Gemeinsam zu einem neuen Stadtkern. Workshop mit Bürgern, Politik und Architekten zeigt Ideen und Wünsche für Neugestaltung des Stadtbildes auf.

Der Gänserndorfer Marktplatz soll im Zuge eines Bürgerbeteiligungsprozesses neu gestaltet werden.  |  NOEN, Manuel Mattes

Das Zentrum der Stadt beleben und es attraktiver gestalten: Das ist das Ziel des vor einiger Zeit gestarteten Bürgerbeteiligungsprozesses. Die Bezirkshauptstadt ist dabei Teil eines landesweiten Projektes, bei dem der Stadtkern eine Aufwertung erfahren soll. Konkret geht es dabei um die Haupt-, Bahn- sowie Wiener-Straße als auch um die Hans-Kudlich-Gasse.

Bereits Ende April wurde eine Erhebung des Leerflächenbestandes gestartet. „Ist erst alles erhoben und katalogisiert, wissen wir über alles Bescheid“, so VP-Bürgermeister René Lobner.

Bei einem gemeinsamen Workshop vergangenen Montag wurden zuletzt Ideen und Wünsche der Bevölkerung für die Umsetzung eines attraktiven Stadtplatzes gesammelt.
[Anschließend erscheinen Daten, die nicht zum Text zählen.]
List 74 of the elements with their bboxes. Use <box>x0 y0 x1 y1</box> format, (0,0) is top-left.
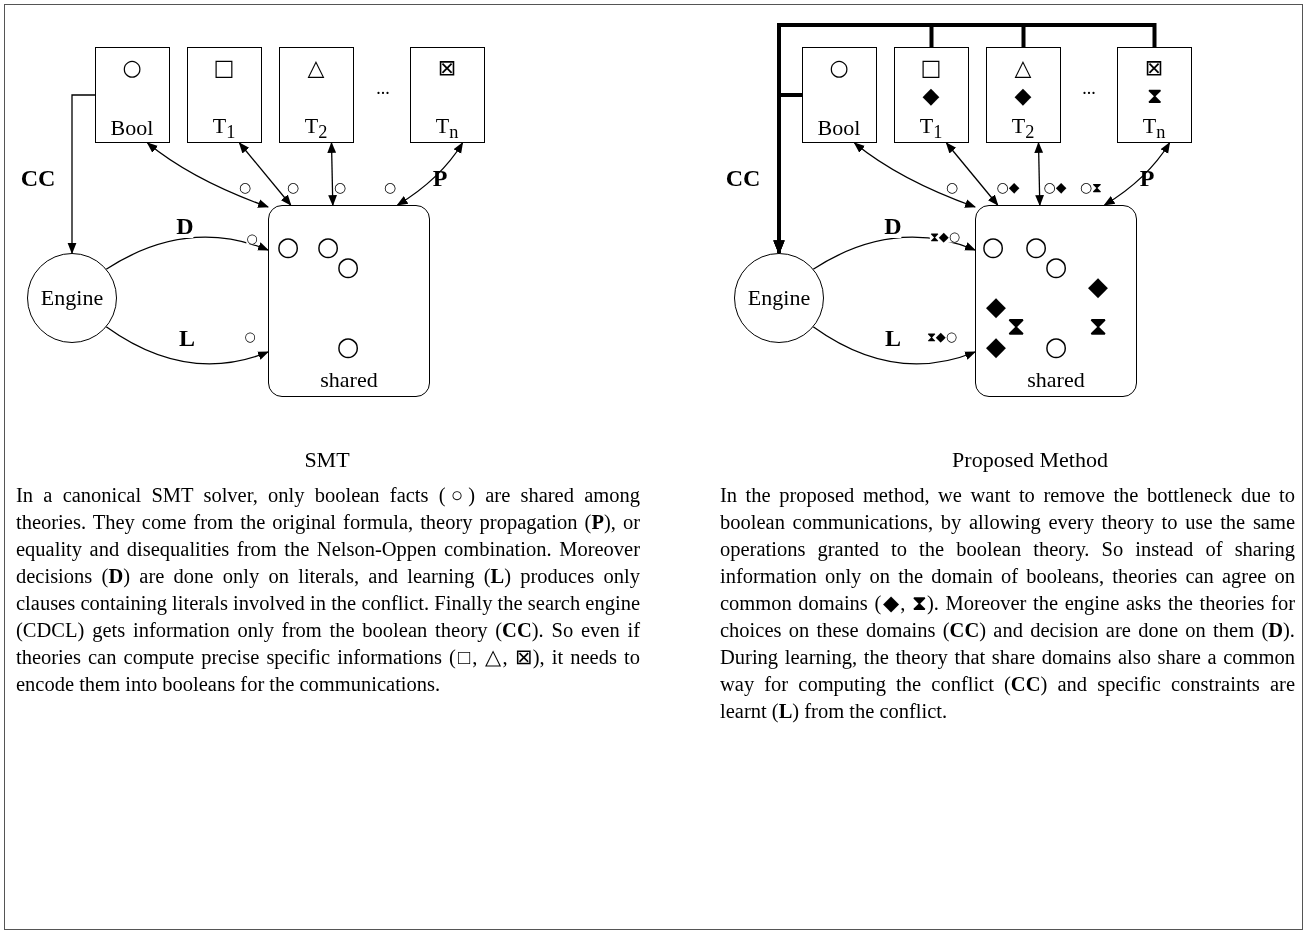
edge-label: ○⧗ <box>1079 180 1103 194</box>
theory-box <box>410 47 485 143</box>
symbol-mark: ○ <box>276 233 300 259</box>
panel-caption: Proposed Method <box>952 449 1108 471</box>
arrow <box>238 142 292 206</box>
symbol-mark: ◆ <box>1014 85 1032 107</box>
theory-label: T$_{n}$ <box>435 114 459 142</box>
symbol-mark: ⧗ <box>1089 313 1107 339</box>
symbol-mark: □ <box>213 57 235 79</box>
arrow <box>396 142 464 206</box>
node-label: shared <box>1027 369 1085 391</box>
theory-box <box>95 47 170 143</box>
node-label: Engine <box>747 287 811 309</box>
symbol-mark: ○ <box>1044 333 1068 359</box>
theory-label: T$_{1}$ <box>919 114 943 142</box>
symbol-mark: ◆ <box>986 333 1006 359</box>
arrow <box>327 141 337 207</box>
theory-box <box>187 47 262 143</box>
theory-label: T$_{1}$ <box>212 114 236 142</box>
symbol-mark: △ <box>307 57 325 79</box>
symbol-mark: ⊠ <box>1144 57 1164 79</box>
arrow <box>945 142 999 206</box>
description-paragraph: In a canonical SMT solver, only boolean facts (○) are shared among theories. They come from the original formula, theory propagation (P), or equality and disequalities from the Nelson-Oppen combination. Moreover decisions (D) are done only on literals, and learning (L) produces only clauses containing literals involved in the conflict. Finally the search engine (CDCL) gets information only from the boolean theory (CC). So even if theories can compute precise specific informations (□, △, ⊠), it needs to encode them into booleans for the communications. <box>16 483 640 697</box>
arrow <box>105 326 270 365</box>
edge-label: ○ <box>238 180 252 194</box>
theory-label: T$_{n}$ <box>1142 114 1166 142</box>
symbol-mark: ◆ <box>1088 273 1108 299</box>
arrow <box>1103 142 1171 206</box>
edge-label: ○ <box>383 180 397 194</box>
symbol-mark: ◆ <box>986 293 1006 319</box>
arrow <box>105 236 270 270</box>
theory-label: Bool <box>817 117 861 139</box>
ellipsis-text: ... <box>1082 79 1096 97</box>
symbol-mark: ⧗◆○ <box>929 229 961 243</box>
theory-label: Bool <box>110 117 154 139</box>
symbol-mark: □ <box>920 57 942 79</box>
theory-label: T$_{2}$ <box>1011 114 1035 142</box>
theory-label: T$_{2}$ <box>304 114 328 142</box>
symbol-mark: ◆ <box>922 85 940 107</box>
symbol-mark: ⧗ <box>1146 85 1162 107</box>
arrow <box>1034 141 1044 207</box>
node-label: shared <box>320 369 378 391</box>
description-paragraph: In the proposed method, we want to remove the bottleneck due to boolean communications, by allowing every theory to use the same operations granted to the boolean theory. So instead of sharing information only on the domain of booleans, theories can agree on common domains (◆, ⧗). Moreover the engine asks the theories for choices on these domains (CC) and decision are done on them (D). During learning, the theory that share domains also share a common way for computing the conflict (CC) and specific constraints are learnt (L) from the conflict. <box>720 483 1295 725</box>
theory-box <box>1117 47 1192 143</box>
arrow <box>853 142 977 208</box>
theory-box <box>986 47 1061 143</box>
panel-caption: SMT <box>304 449 350 471</box>
shared-box <box>975 205 1137 397</box>
edge-label: ○◆ <box>996 180 1020 194</box>
ellipsis-text: ... <box>376 79 390 97</box>
theory-box <box>802 47 877 143</box>
symbol-mark: ○ <box>336 333 360 359</box>
theory-box <box>279 47 354 143</box>
symbol-mark: △ <box>1014 57 1032 79</box>
edge-label: ○ <box>286 180 300 194</box>
symbol-mark: ○ <box>829 57 849 79</box>
node-label: Engine <box>40 287 104 309</box>
arrow <box>146 142 270 208</box>
symbol-mark: ○ <box>981 233 1005 259</box>
symbol-mark: ○ <box>246 231 258 245</box>
edge-label: ○◆ <box>1043 180 1067 194</box>
edge-label: ○ <box>945 180 959 194</box>
symbol-mark: ⧗ <box>1007 313 1025 339</box>
letter-label: P <box>432 166 448 190</box>
arrow <box>812 326 977 365</box>
shared-box <box>268 205 430 397</box>
symbol-mark: ⊠ <box>437 57 457 79</box>
symbol-mark: ○ <box>122 57 142 79</box>
letter-label: P <box>1139 166 1155 190</box>
edge-label: ○ <box>333 180 347 194</box>
arrow <box>67 94 96 255</box>
symbol-mark: ⧗◆○ <box>926 329 958 343</box>
symbol-mark: ○ <box>244 329 256 343</box>
theory-box <box>894 47 969 143</box>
Bereits im Vorfeld hat Lobner mit dem zuständigen Architekten von „NÖ gestalten“, Thomas Knoll, das Zentrum befahren und Flächen besichtigt.

Die Bürger sollen ihre Ideen einbringen können.
Es geht um ein Stadtbild für die nächsten 50 bis 60 Jahre.“
René Lobner, Bürgermeister

Neben dem Thema Marktplatz brennt auch die Diskussion rund um die Vor- und Nachteile einer Fußgängerzone der Bevölkerung unter den Fingern. Die weiteren Wünsche der Bürger liegen laut dem Stadtoberhaupt klar auf der Hand: Mehr Grünraum aber auch genügend Parkmöglichkeiten.

In einem mehrstündigen Gespräch vor Ort wurden Workshop-ähnlich unter Einbeziehung von Vertretern der Gemeinde Konzepte und Lösungsansätze erarbeitet und unterschiedliche Ideen und Möglichkeiten aufgezeigt.

Dass man bei der Umsetzung eines neuen Stadtbildes die Bürger mit im Boot haben will, war für Lobner bereits von Beginn an klar: „Die Bürger sollen im Rahmen eines Beteiligungsprozesses ihre Ideen einbringen können. Es geht um ein Stadtbild für die nächsten 50 bis 60 Jahre.“

Experten des Landes sollen dabei die Rolle des Spielgestalters einnehmen. „Die Experten müssen uns sagen, was von unseren Wünschen und Ideen machbar ist“, stellt der Stadtchef klar. Geht es nach den Vorstellungen von Lobner, soll die Projektphase bereits in einem dreiviertel Jahr mit einem Architekturwettbewerb abgeschlossen werden. „In dieser Zeit müssen wir die Fühler auch in Richtung Investoren ausstrecken“, so Lobner.